@msolga,
msolga wrote:I would have a whole lot more sympathy for the notion of sending work off-shore, a totally free market in labour, IF there had been some genuine prior thought & planning about the impact on unskilled workers in the so-called "wealthy" countries.
Why? While this extra "thought" happens much poorer people will starve. **** the extra "thought" about people who will be just fine. They will not starve, they will miss their mortgage payments on their beautiful houses.
Losing a job is never fun, but there is a total lack of perspective in first-worlders who think it's more important if a first-worlders misses a mortgage payment than if 10 Indian kids eat **** or rice tonight.
It's a complete lack of perspective. An American on unemployment insurance needs no ******* extra "thought" compared to an Indian in a shanty town.
First worlders use the pretext of their misfortunate to begrudge the truly miserable.
Quote:In my own country, which is small fry in the grand economic global picture, the failure to protect some industries has meant that those (mainly manufacturing) industries have died out completely.
GOOD! They were not competitive, there were other poorer people who needed it much more. Your country is filthy ******* rich MsOlga, I'm
glad those jobs went to people who needed it MUCH more than even your poorest citizens.
Quote:While I acknowledge that exporting those (footwear, clothing & various other manufacturing jobs) has been a boon to the poor workers of the countries who were the recipients of those jobs, I can also see that this has created a insignificant number of permanent unemployed, often living at, or below, the poverty line in Australia.
The "poverty line" in Australia is still among the richest 10% of the world. Perspective here. They went from being in the upper 5 percentile to the upper 10. They'll be fine, they'll still throw away food even while they sweat paying the bills for the luxuries most of the world will never see.
Quote:The fact is those workers & those dependent on their income, must now accept their significantly disadvantaged lot in life, in a country with a high cost of living. Their predicament has worsened since the global recession.
Their "predicament" is something 90% of the world would
dream of having. Perspective.
Quote:I also have significant concerns about businesses who send their jobs offshore, to countries like China, Indonesia, Taiwan, etc, with no concern for anything but but the the maximum profit margin. We constantly hear media accounts of exploitation of workers, working conditions that should not be tolerated anywhere, [...]

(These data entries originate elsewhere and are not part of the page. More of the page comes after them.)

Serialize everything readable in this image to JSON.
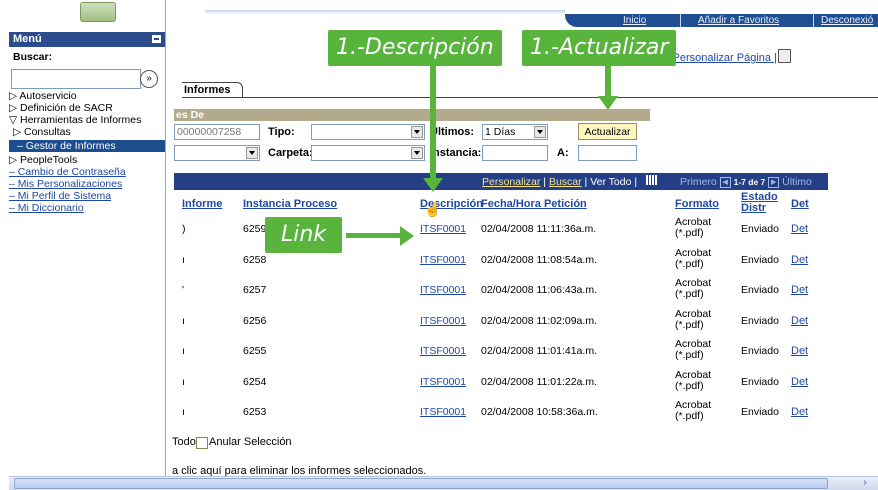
{
  "topnav": {
    "inicio": "Inicio",
    "favoritos": "Añadir a Favoritos",
    "desconexion": "Desconexió"
  },
  "header": {
    "links_text": "Nueva Ventana | Ayuda | Personalizar Página |",
    "print_icon": "print-page-icon"
  },
  "menu": {
    "title": "Menú",
    "search_label": "Buscar:",
    "search_value": "",
    "search_button": "»",
    "items": [
      {
        "label": "▷ Autoservicio",
        "type": "folder"
      },
      {
        "label": "▷ Definición de SACR",
        "type": "folder"
      },
      {
        "label": "▽ Herramientas de Informes",
        "type": "folder"
      },
      {
        "label": "▷ Consultas",
        "type": "subfolder"
      },
      {
        "label": "– Gestor de Informes",
        "type": "selected"
      },
      {
        "label": "▷ PeopleTools",
        "type": "folder"
      },
      {
        "label": "– Cambio de Contraseña",
        "type": "link"
      },
      {
        "label": "– Mis Personalizaciones",
        "type": "link"
      },
      {
        "label": "– Mi Perfil de Sistema",
        "type": "link"
      },
      {
        "label": "– Mi Diccionario",
        "type": "link"
      }
    ]
  },
  "tab": {
    "label": "Informes"
  },
  "filters": {
    "section_title": "es De",
    "id_value": "00000007258",
    "tipo_label": "Tipo:",
    "ultimos_label": "Últimos:",
    "ultimos_value": "1",
    "unit_value": "Días",
    "actualizar_button": "Actualizar",
    "carpeta_label": "Carpeta:",
    "instancia_label": "Instancia:",
    "a_label": "A:"
  },
  "grid": {
    "links": [
      "Personalizar",
      "Buscar",
      "Ver Todo"
    ],
    "pager": {
      "first": "Primero",
      "range": "1-7 de 7",
      "last": "Último"
    },
    "columns": {
      "informe": "Informe",
      "instancia": "Instancia Proceso",
      "descripcion": "Descripción",
      "fecha": "Fecha/Hora Petición",
      "formato": "Formato",
      "estado": "Estado Distr",
      "det": "Det"
    },
    "rows": [
      {
        "mark": ")",
        "instancia": "6259",
        "descripcion": "ITSF0001",
        "fecha": "02/04/2008 11:11:36a.m.",
        "formato": "Acrobat (*.pdf)",
        "estado": "Enviado",
        "det": "Det"
      },
      {
        "mark": "ı",
        "instancia": "6258",
        "descripcion": "ITSF0001",
        "fecha": "02/04/2008 11:08:54a.m.",
        "formato": "Acrobat (*.pdf)",
        "estado": "Enviado",
        "det": "Det"
      },
      {
        "mark": "'",
        "instancia": "6257",
        "descripcion": "ITSF0001",
        "fecha": "02/04/2008 11:06:43a.m.",
        "formato": "Acrobat (*.pdf)",
        "estado": "Enviado",
        "det": "Det"
      },
      {
        "mark": "ı",
        "instancia": "6256",
        "descripcion": "ITSF0001",
        "fecha": "02/04/2008 11:02:09a.m.",
        "formato": "Acrobat (*.pdf)",
        "estado": "Enviado",
        "det": "Det"
      },
      {
        "mark": "ı",
        "instancia": "6255",
        "descripcion": "ITSF0001",
        "fecha": "02/04/2008 11:01:41a.m.",
        "formato": "Acrobat (*.pdf)",
        "estado": "Enviado",
        "det": "Det"
      },
      {
        "mark": "ı",
        "instancia": "6254",
        "descripcion": "ITSF0001",
        "fecha": "02/04/2008 11:01:22a.m.",
        "formato": "Acrobat (*.pdf)",
        "estado": "Enviado",
        "det": "Det"
      },
      {
        "mark": "ı",
        "instancia": "6253",
        "descripcion": "ITSF0001",
        "fecha": "02/04/2008 10:58:36a.m.",
        "formato": "Acrobat (*.pdf)",
        "estado": "Enviado",
        "det": "Det"
      }
    ]
  },
  "footer": {
    "select_all": "Todo",
    "deselect": "Anular Selección",
    "delete_hint": "a clic aquí para eliminar los informes seleccionados."
  },
  "annotations": {
    "descripcion": "1.-Descripción",
    "actualizar": "1.-Actualizar",
    "link": "Link",
    "color": "#58b43c"
  }
}
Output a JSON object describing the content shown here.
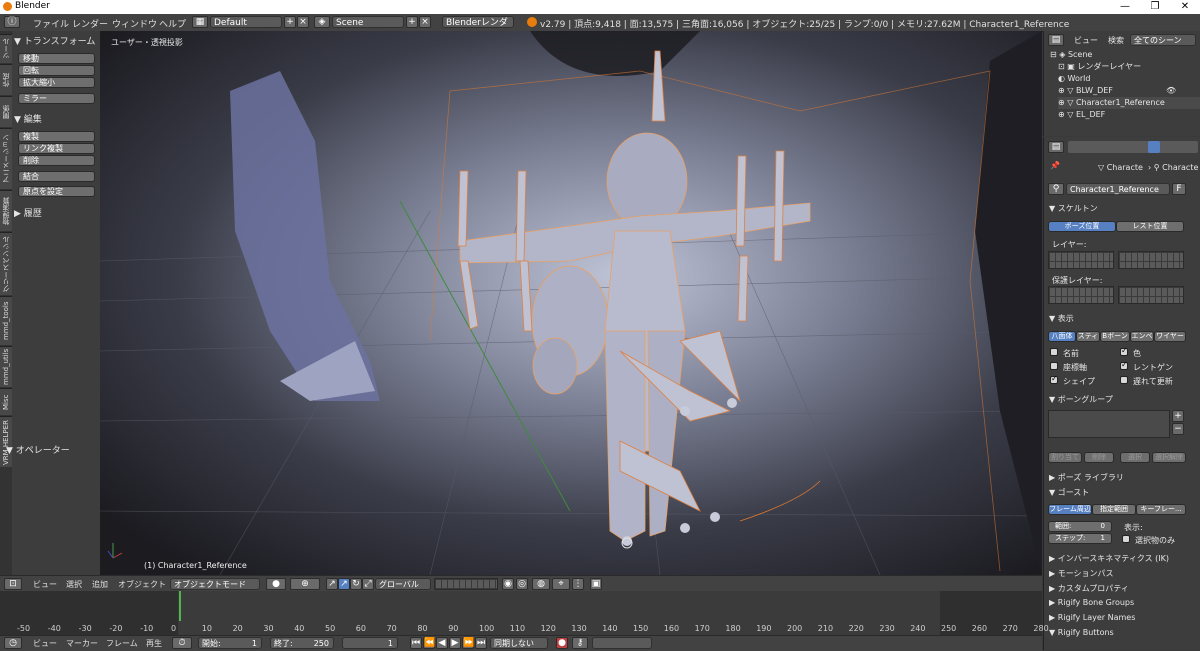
{
  "window": {
    "title": "Blender",
    "minimize": "—",
    "maximize": "❐",
    "close": "✕"
  },
  "menu": {
    "items": [
      "ファイル",
      "レンダー",
      "ウィンドウ",
      "ヘルプ"
    ],
    "layout": "Default",
    "scene": "Scene",
    "engine": "Blenderレンダー",
    "stats": "v2.79 | 頂点:9,418 | 面:13,575 | 三角面:16,056 | オブジェクト:25/25 | ランプ:0/0 | メモリ:27.62M | Character1_Reference"
  },
  "toolshelf": {
    "tabs": [
      "ツール",
      "作成",
      "関係",
      "アニメーション",
      "物理演算",
      "グリースペンシル",
      "mmd_tools",
      "mmd_utils",
      "Misc",
      "VRM HELPER"
    ],
    "transform_title": "トランスフォーム",
    "transform": [
      "移動",
      "回転",
      "拡大縮小",
      "ミラー"
    ],
    "edit_title": "編集",
    "edit": [
      "複製",
      "リンク複製",
      "削除",
      "結合",
      "原点を設定"
    ],
    "history_title": "履歴",
    "operator_title": "オペレーター"
  },
  "viewport": {
    "view_label": "ユーザー・透視投影",
    "object_label": "(1) Character1_Reference"
  },
  "outliner": {
    "view": "ビュー",
    "search": "検索",
    "filter": "全てのシーン",
    "items": [
      "Scene",
      "レンダーレイヤー",
      "World",
      "BLW_DEF",
      "Character1_Reference",
      "EL_DEF"
    ]
  },
  "properties": {
    "breadcrumb1": "Characte",
    "breadcrumb2": "Characte",
    "datablock": "Character1_Reference",
    "fake_user": "F",
    "skeleton": "スケルトン",
    "pose_position": "ポーズ位置",
    "rest_position": "レスト位置",
    "layers": "レイヤー:",
    "protected_layers": "保護レイヤー:",
    "display": "表示",
    "display_modes": [
      "八面体",
      "スティ",
      "Bボーン",
      "エンベ",
      "ワイヤー"
    ],
    "checks": [
      {
        "label": "名前",
        "on": false
      },
      {
        "label": "色",
        "on": true
      },
      {
        "label": "座標軸",
        "on": false
      },
      {
        "label": "レントゲン",
        "on": true
      },
      {
        "label": "シェイプ",
        "on": true
      },
      {
        "label": "遅れて更新",
        "on": false
      }
    ],
    "bone_groups": "ボーングループ",
    "bone_group_buttons": [
      "割り当て",
      "削除",
      "選択",
      "選択解除"
    ],
    "pose_library": "ポーズ ライブラリ",
    "ghost": "ゴースト",
    "ghost_modes": [
      "フレーム周辺",
      "指定範囲",
      "キーフレー..."
    ],
    "range": "範囲:",
    "range_value": "0",
    "step": "ステップ:",
    "step_value": "1",
    "ghost_display": "表示:",
    "selected_only": "選択物のみ",
    "sections": [
      "インバースキネマティクス (IK)",
      "モーションパス",
      "カスタムプロパティ",
      "Rigify Bone Groups",
      "Rigify Layer Names",
      "Rigify Buttons"
    ]
  },
  "view3d_header": {
    "view": "ビュー",
    "select": "選択",
    "add": "追加",
    "object": "オブジェクト",
    "mode": "オブジェクトモード",
    "orientation": "グローバル"
  },
  "timeline": {
    "ticks": [
      "-50",
      "-40",
      "-30",
      "-20",
      "-10",
      "0",
      "10",
      "20",
      "30",
      "40",
      "50",
      "60",
      "70",
      "80",
      "90",
      "100",
      "110",
      "120",
      "130",
      "140",
      "150",
      "160",
      "170",
      "180",
      "190",
      "200",
      "210",
      "220",
      "230",
      "240",
      "250",
      "260",
      "270",
      "280"
    ],
    "current_frame": 1
  },
  "timeline_header": {
    "view": "ビュー",
    "marker": "マーカー",
    "frame": "フレーム",
    "playback": "再生",
    "start_label": "開始:",
    "start": "1",
    "end_label": "終了:",
    "end": "250",
    "current": "1",
    "sync": "同期しない"
  }
}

Sorry but this is more first-worlder bullshit. I'm sick of hearing about this too. Using the pretext of labor conditions to take away their jobs. Want to know why these people willingly work in those conditions? Because it's so much better than their daily alternative. They choose to work there because it's improving their lives and first worlders use the pretext of working conditions to justify their stinginess about them having the job in the first place.
I am all for sweatshops! Sweatshops bring people out of
real poverty and real misery. Sweatshops are better than eating ****, sweatshops are better than living in the garbage dump.
Quote:... little concern for the environmental impact of production process which would not be tolerated in "advanced" countries ...
Here's another big "**** you" to these "advanced" countries who raped their own environments to develop and now try to hamper the development of other countries for their newfound environmental concerns.
They call all go **** themselves and be environmental themselves, let the developing countries do the same industrialization they did instead of using the environmental cause as another regulation to hold them back.
First worlders can worry about the environment in their own back yards, instead of using it as an economic bludgeon (e.g. trying to get developing countries to meet the same environmental goals is to handicap their economies at the same rate as the filthy rich first world nations, things like denying Mexican trucks entry to the US on the basis of emissions was a trade protectionism, not environmental one).
So again, a little perspective, you want to worry about the environment after living the life of luxury in a society that raped it? Then worry about that at home.
Why is it that the first-worlders think of their unemployed at home first, but the other guy's sweatshops and emissions first?
Quote:So yes, there may be significant material improvement in the lives of these workers in the short term, but what about the bigger, long-term implications? That is what I am concerned about.
Whatever are you talking about? The long-term concerns are obvious, the countries develop and more people are removed from poverty. The rest are distractions people use to justify why they want their economies to help those poor people even less.